Oh--if she's a little bohemian/artsy, head up to Bar Harbor, ME sometime for a weekend. You can show her the dozens of little unique shops that might have some awesome pieces in her style. I go JUST before or after the summer season, when things are open but the crowds aren't out. My husband and I always love the laid-back atmosphere and the feeling of discovering something unusual and beautiful. More accessible is a trip to Northampton...again, fun, arty, and LOTS of great food and music.

And of course, Webs, but you don't have to tell HER that's your reason for going. ;)

Dr. Judy

I think you are right on top of it. Things always change when it is their OWN money they are spending. Time takes care of that. In the meantime, you are doing a splendid--and very creative--job.

Manise

Kudos to you and your foray out to Boston with Miss C! A valuable lesson you are teaching her. Sometimes admiring and pawing over the expensive stuff lessens the itch a bit. Sounds like a good time was had by all. Had to crack up at:

"....... many of them wearing chunky little yarn schmattes themselves, all stopped to admire my stitches."


Dava

Poverty made me a spy. I grew up with the mantra, "we can't, we're poor," so I took the sewing skills my grandmother gave me and the knitting techniques Daddy taught me and went about Newbury Street in search of styles to steal into my own creations. It was so convenient in those days; walk down Newbury and Boylston, checking out the latest fashions, then heading over to Goodwill when it was in the South End to find base pieces to convert to a badge of honor.

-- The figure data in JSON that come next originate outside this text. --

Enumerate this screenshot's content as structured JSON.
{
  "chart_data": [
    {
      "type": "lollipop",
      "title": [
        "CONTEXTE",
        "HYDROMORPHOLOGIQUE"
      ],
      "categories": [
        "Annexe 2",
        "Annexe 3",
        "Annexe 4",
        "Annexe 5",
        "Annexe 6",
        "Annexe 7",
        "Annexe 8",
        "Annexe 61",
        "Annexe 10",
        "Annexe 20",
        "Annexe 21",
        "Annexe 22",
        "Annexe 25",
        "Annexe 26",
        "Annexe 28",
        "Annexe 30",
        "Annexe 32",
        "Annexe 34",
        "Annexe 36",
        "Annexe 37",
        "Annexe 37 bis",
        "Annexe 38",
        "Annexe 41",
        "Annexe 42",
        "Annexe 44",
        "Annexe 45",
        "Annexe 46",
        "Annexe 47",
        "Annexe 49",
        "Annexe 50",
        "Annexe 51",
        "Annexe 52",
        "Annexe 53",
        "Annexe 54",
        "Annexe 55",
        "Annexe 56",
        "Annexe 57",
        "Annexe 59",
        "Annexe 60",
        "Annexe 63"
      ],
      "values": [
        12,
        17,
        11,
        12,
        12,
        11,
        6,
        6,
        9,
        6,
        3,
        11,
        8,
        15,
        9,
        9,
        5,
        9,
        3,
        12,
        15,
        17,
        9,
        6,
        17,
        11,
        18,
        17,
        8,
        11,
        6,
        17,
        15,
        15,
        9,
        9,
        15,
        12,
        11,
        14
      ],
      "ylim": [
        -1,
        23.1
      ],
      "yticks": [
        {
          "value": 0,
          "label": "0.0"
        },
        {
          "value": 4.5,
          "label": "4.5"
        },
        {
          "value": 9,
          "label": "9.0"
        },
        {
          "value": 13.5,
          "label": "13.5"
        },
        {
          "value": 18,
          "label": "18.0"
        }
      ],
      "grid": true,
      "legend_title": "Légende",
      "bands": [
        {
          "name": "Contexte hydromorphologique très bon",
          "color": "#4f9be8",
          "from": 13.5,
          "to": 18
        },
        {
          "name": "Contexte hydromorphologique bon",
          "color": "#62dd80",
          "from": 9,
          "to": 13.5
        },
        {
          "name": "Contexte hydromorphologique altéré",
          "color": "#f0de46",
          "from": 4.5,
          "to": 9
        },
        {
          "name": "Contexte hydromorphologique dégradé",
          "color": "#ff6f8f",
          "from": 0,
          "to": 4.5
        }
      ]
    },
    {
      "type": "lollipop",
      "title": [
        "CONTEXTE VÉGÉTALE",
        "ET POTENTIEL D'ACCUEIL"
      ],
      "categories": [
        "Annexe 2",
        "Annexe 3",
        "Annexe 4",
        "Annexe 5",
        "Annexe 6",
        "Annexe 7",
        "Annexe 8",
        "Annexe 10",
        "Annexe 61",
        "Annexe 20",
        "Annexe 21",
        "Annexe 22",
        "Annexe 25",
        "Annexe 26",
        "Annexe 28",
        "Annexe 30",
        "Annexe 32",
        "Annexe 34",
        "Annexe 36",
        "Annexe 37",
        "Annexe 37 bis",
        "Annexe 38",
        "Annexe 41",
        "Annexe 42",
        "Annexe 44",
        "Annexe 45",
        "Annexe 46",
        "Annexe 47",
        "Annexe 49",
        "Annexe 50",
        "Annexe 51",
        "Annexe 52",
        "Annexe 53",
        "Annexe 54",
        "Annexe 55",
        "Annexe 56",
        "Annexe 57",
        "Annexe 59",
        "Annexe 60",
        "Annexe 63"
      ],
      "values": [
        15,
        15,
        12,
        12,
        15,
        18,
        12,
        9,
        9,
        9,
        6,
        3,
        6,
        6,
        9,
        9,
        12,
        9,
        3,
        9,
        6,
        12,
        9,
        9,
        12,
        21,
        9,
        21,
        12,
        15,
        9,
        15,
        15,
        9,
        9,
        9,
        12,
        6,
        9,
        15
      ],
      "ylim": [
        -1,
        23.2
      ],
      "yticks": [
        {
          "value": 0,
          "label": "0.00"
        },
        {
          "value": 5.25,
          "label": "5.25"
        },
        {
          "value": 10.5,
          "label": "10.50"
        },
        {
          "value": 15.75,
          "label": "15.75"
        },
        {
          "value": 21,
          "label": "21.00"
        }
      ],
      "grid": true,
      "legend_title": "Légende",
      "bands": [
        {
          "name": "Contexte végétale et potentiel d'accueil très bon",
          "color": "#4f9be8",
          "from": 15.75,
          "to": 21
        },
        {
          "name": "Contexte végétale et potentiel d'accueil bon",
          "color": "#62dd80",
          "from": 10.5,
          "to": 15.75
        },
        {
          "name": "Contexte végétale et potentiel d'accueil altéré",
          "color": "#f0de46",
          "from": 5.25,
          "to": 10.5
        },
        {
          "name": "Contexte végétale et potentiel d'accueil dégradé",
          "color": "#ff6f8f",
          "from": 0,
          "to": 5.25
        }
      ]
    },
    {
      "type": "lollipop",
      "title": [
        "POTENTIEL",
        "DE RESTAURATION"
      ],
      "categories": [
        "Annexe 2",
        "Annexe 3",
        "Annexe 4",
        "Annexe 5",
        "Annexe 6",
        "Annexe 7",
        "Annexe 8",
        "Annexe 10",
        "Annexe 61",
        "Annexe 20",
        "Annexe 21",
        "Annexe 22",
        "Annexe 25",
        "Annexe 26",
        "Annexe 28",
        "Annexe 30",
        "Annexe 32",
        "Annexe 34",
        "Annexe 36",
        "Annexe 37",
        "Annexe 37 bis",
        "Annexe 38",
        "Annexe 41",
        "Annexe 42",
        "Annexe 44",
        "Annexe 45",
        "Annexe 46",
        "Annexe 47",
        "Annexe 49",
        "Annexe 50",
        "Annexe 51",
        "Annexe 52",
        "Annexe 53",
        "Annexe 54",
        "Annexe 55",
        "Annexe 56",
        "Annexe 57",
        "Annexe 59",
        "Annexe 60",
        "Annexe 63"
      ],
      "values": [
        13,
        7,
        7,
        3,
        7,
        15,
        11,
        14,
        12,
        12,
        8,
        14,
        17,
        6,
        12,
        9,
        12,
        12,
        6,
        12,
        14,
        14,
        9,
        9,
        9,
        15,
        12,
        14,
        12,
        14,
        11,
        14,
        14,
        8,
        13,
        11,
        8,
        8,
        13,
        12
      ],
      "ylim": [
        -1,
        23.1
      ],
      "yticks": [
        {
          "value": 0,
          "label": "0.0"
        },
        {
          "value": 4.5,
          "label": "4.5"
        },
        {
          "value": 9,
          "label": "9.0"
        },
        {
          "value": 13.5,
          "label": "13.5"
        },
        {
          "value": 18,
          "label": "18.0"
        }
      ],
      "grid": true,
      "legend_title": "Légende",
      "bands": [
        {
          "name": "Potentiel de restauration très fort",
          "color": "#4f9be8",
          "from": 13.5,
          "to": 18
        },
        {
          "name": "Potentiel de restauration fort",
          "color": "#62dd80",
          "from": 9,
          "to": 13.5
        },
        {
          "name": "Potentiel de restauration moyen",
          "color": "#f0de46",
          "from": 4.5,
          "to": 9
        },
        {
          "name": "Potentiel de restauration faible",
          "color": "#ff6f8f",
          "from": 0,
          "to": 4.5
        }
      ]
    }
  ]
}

It was the beauty of the DIY and punk era: I wore these pieces feeling so full of myself, away from the corduroy jeans and commercial fair-isle sweater rules of my South Shore high school days. I'm thinking in a year or two the Divine Miss C will appreciate the beauty of your creations and see the hollow glamor of Misters Jacobs and Louboutin. She will certainly see the love of your attempts to understand her "pain."

Beth S.

That sounds like an absolutely brilliant day! Plus you got lots of Cool Points for it, so everyone wins. :-)

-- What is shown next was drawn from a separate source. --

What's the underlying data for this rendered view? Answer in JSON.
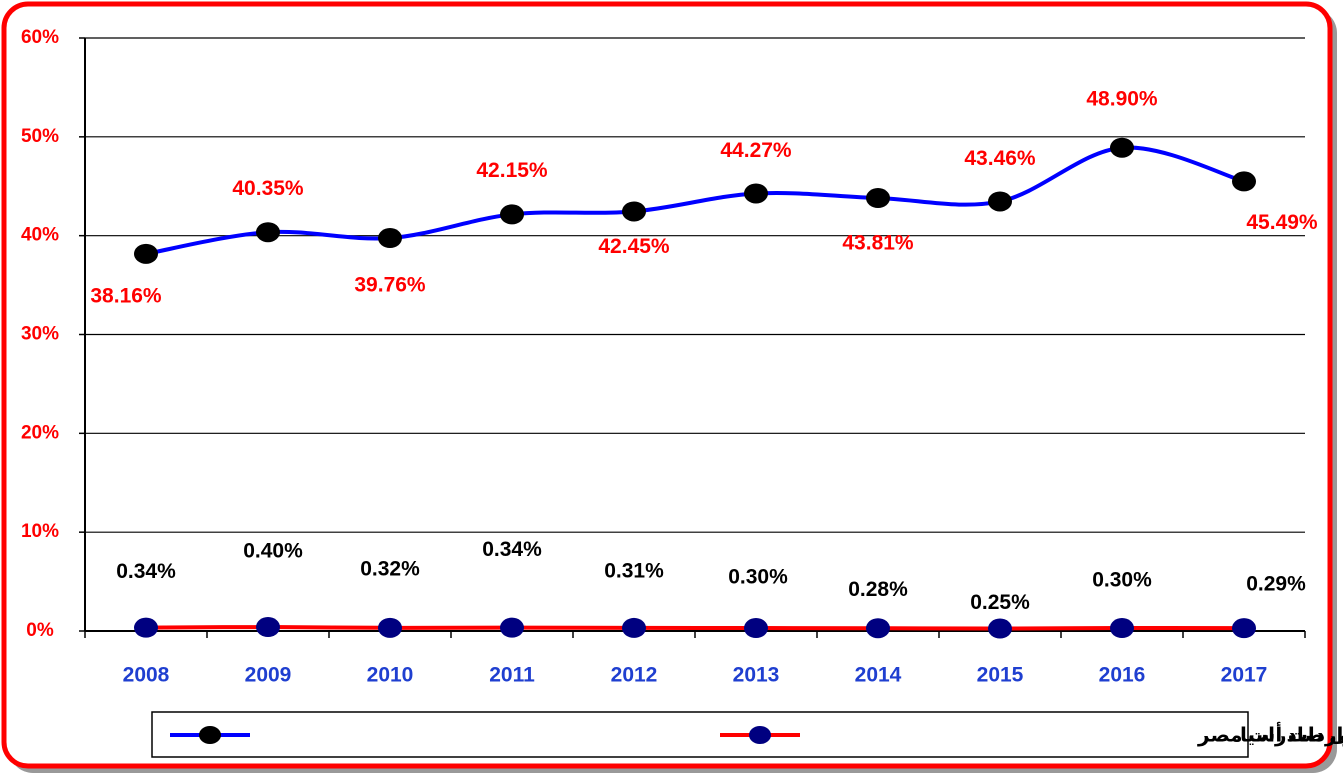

If only she could be induced to view knitting as DIY haute couture. A Rowan mag, a few delicious skeins of high-quality yarn, calculations to achieve (or at least aim towards) the perfect fit...

Emily

I was never too interested in expensive clothes, but my sister was. My parents ended up giving her a clothing allowance. It changed her shopping habits overnight. My mother has always been a bargain shopper, but my sister didn't think that was cool enough. Once she got her clothing allowance, bargains were all of a sudden cool (she got to know the thrift stores really well), she had control of the money so she couldn't tell her friends "my mother won't get it for me" but instead had to say "it's not worth the money". And the fighting over buying clothes stopped instantly. It was a good lesson on budgeting and great practice for real life. Now that she's making her own money she has all of those bargain-hunting skills to fall back on.

colleen

Well, I can't blame her for wanting to go to Paris. At least you don't make her wear hand-me-downs from a friend's older daughter....

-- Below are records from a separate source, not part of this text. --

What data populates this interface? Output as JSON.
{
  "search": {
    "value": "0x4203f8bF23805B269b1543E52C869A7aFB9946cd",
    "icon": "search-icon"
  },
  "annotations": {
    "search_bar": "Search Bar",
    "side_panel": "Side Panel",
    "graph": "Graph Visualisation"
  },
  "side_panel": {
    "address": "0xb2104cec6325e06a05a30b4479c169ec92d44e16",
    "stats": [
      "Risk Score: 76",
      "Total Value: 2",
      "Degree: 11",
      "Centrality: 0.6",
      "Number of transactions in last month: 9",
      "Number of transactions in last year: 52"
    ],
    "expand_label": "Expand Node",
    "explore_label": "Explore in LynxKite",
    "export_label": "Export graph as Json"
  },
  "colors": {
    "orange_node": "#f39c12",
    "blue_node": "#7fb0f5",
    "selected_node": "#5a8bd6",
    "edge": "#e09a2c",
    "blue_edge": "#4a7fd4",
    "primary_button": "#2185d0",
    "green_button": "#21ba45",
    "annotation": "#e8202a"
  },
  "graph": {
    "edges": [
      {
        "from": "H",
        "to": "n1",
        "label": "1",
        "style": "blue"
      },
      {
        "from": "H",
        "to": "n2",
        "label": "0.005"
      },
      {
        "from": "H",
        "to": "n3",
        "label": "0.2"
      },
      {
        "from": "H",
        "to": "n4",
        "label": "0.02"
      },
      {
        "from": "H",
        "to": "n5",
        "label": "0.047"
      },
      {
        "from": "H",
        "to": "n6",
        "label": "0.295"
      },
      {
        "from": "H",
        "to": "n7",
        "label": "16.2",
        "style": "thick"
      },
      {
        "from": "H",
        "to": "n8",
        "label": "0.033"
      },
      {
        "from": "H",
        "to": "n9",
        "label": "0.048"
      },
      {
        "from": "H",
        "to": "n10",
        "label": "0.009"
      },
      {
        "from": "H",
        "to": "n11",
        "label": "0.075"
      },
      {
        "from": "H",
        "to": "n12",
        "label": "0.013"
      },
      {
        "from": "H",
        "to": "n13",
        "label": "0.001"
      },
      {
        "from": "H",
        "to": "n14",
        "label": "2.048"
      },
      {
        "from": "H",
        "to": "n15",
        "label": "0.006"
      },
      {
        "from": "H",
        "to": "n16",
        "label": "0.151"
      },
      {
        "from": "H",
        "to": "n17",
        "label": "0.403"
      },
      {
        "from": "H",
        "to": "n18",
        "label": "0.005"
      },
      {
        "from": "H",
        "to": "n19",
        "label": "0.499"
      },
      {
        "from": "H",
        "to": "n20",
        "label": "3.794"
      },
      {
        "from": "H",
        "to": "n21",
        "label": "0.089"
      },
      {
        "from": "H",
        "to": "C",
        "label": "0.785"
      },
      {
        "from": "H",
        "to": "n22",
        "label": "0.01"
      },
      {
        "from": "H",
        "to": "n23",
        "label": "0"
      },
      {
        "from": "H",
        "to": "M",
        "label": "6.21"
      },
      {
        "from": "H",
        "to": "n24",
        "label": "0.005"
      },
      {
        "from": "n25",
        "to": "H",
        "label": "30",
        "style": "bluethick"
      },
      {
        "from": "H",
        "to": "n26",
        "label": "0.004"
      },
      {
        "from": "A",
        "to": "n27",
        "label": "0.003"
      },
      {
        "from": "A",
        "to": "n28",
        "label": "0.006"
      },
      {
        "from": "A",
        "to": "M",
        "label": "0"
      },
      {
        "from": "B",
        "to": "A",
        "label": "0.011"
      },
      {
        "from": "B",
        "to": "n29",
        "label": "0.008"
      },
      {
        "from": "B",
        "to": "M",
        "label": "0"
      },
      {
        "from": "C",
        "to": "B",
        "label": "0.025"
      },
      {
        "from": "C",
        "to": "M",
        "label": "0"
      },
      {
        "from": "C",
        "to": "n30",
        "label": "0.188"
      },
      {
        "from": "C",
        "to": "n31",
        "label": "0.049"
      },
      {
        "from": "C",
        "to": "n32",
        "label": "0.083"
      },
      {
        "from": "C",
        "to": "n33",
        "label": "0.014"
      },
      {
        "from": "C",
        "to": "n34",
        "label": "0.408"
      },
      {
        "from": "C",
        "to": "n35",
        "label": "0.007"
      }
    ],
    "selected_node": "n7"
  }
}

But, it sounds like she's going to be a savvy world traveler, have lots of adventures, and be well dressed while doing it.

PICAdrienne

Haunt the clearance racks at the pricey places. When she sees if she waits she can have the stuff for more than 1/2 off, if she waits, it will help. Teach her about getting the classic items that do not go in or out of style in the best quality affordable, and trendy stuff as cheap as possible. Have her look through her own clothing for the trendy stuff she HAD to have 2 years ago, and will she be caught dead in it now?

My daughters are label crazy, and have learned to share clothing, (two in nearly the same size does help the affordablity) to exand their wardrobe. A friend of a friend has a daughter who is slightly older/bigger, and my girls love it when she cleans her closet, as Daddy spends FAR too much on school clothes.